Legendary entertainer Harry Belafonte has passed away, according to his spokesperson. He was 96.
Longtime spokeswoman Ken Sunshine told NBC News that Belafonte passed away in New York City from congestive heart failure.
He was a barrier-breaking civil rights activist, charismatic singer and actor, who gained notoriety in the 1950s.
More than six decades have passed since the record “Calypso” was released in 1956, which cemented Belafonte’s legacy.
It was significant that Mr. Belafonte rose to the top of the entertainment world at a time when Black representation on both big and small screens was rare and segregation was still entrenched.
“My friend, Harry Belafonte, was truly a man of cause, conviction and principle. Besides being a great entertainer, he was a major political activist during the Civil Rights movement.

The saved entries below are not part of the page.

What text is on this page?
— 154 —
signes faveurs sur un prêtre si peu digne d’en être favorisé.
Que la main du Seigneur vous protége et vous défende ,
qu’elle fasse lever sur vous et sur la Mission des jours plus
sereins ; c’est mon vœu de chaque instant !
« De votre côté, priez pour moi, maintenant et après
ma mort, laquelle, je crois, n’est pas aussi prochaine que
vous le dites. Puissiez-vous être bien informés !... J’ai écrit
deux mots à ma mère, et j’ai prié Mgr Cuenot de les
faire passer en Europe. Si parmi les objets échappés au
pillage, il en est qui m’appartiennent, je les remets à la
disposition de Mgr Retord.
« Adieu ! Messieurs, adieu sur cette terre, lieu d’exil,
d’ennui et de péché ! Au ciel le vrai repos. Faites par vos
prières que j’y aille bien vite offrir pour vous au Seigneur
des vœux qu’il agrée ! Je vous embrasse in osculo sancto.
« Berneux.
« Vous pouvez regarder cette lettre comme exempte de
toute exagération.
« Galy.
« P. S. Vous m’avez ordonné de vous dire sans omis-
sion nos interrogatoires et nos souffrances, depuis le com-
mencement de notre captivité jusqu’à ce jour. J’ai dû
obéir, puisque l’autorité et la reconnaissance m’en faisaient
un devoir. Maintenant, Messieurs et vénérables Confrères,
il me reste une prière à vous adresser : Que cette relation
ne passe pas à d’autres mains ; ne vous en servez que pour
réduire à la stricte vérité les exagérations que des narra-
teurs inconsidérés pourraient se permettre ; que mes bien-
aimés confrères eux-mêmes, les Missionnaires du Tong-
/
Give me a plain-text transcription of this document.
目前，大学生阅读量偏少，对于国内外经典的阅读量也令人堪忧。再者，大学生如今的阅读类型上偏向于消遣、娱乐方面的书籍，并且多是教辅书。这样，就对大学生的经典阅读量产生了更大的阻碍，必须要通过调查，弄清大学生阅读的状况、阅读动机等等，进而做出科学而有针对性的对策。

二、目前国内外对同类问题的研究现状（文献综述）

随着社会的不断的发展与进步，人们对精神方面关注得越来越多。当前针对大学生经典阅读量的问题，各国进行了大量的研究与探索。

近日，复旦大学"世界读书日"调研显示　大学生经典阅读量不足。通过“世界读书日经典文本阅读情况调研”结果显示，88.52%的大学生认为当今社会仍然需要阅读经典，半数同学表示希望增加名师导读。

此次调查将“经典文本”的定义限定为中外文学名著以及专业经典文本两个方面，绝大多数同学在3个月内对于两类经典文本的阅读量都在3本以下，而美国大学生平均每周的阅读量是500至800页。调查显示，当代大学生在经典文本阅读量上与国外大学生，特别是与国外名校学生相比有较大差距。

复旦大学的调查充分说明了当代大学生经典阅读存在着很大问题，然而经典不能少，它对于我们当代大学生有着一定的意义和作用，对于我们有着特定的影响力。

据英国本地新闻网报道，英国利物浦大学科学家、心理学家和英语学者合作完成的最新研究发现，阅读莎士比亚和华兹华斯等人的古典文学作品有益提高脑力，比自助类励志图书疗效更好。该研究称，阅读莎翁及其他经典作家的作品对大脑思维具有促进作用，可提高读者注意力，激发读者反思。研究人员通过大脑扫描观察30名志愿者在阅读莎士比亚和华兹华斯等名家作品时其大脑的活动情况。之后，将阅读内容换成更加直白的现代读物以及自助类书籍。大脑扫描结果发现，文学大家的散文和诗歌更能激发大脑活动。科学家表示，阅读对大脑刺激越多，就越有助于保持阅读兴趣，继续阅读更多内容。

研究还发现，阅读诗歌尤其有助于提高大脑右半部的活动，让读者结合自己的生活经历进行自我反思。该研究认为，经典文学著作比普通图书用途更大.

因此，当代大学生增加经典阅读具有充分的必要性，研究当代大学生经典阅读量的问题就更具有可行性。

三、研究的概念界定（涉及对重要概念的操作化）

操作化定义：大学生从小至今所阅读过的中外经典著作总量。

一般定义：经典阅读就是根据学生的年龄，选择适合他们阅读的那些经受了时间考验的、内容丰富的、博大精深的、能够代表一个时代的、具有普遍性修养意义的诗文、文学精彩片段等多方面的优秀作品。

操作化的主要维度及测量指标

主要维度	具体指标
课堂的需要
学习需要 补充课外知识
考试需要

I still remember the day in 1968 when Harry and I marched side by side on the Poor People’s March to Freedom. He will be missed and my sincere condolences go out to his family,” Berry Gordy stated.
Born to Jamaican immigrant parents, Mr. Belafonte lived in poverty as a child in Harlem during the Great Depression before becoming a significant crossover success in mainstream music. Throughout his five decades as a movie, television, and stage star, he continued to break down numerous barriers.
He was the first Black man to get a Tony Award for best interpreting American and Caribbean folk music in the 1953 revue “John Murray Anderson’s Almanac.”
Six years later, he became the first African American producer to win an Emmy Award for the CBS program Tonight with Belafonte, which used song to tell the tale of Black American history.
Mr. Belafonte played Joan Fontaine’s love interest in Island in the Sun (1957), which was released a year after the Production Code of the film industry repealed its ban on depicting interethnic sexual relationships in motion pictures. He played the first Black matinee idol for general audiences in that potboiler.
He regularly combined his humanitarian efforts with his artistic endeavors because he believed that “the role of art isn’t just to show life as it is, but to show life as it should be.”
Being close to the Rev. Martin Luther King Jr., Belafonte spent years serving as a bridge between the civil rights movement and the entertainment hubs of Hollywood and New York.
Through initiatives like the “We Are the World” recording and performances in 1985, he also leveraged his influence to support the anti-apartheid movement in South Africa and famine relief.
Belafonte’s journey was highlighted in the latest episode of Unsung Presents Best in Black: Activists. Catch up anytime On Demand or on the TV One app.
We remember his legacy as a ground breaking pioneer in the entertainment business and beyond.
At this most difficult time, TV One extends our deepest condolences to the family and loved ones of Harry Belafonte, as well as they many people whose lives he inspired.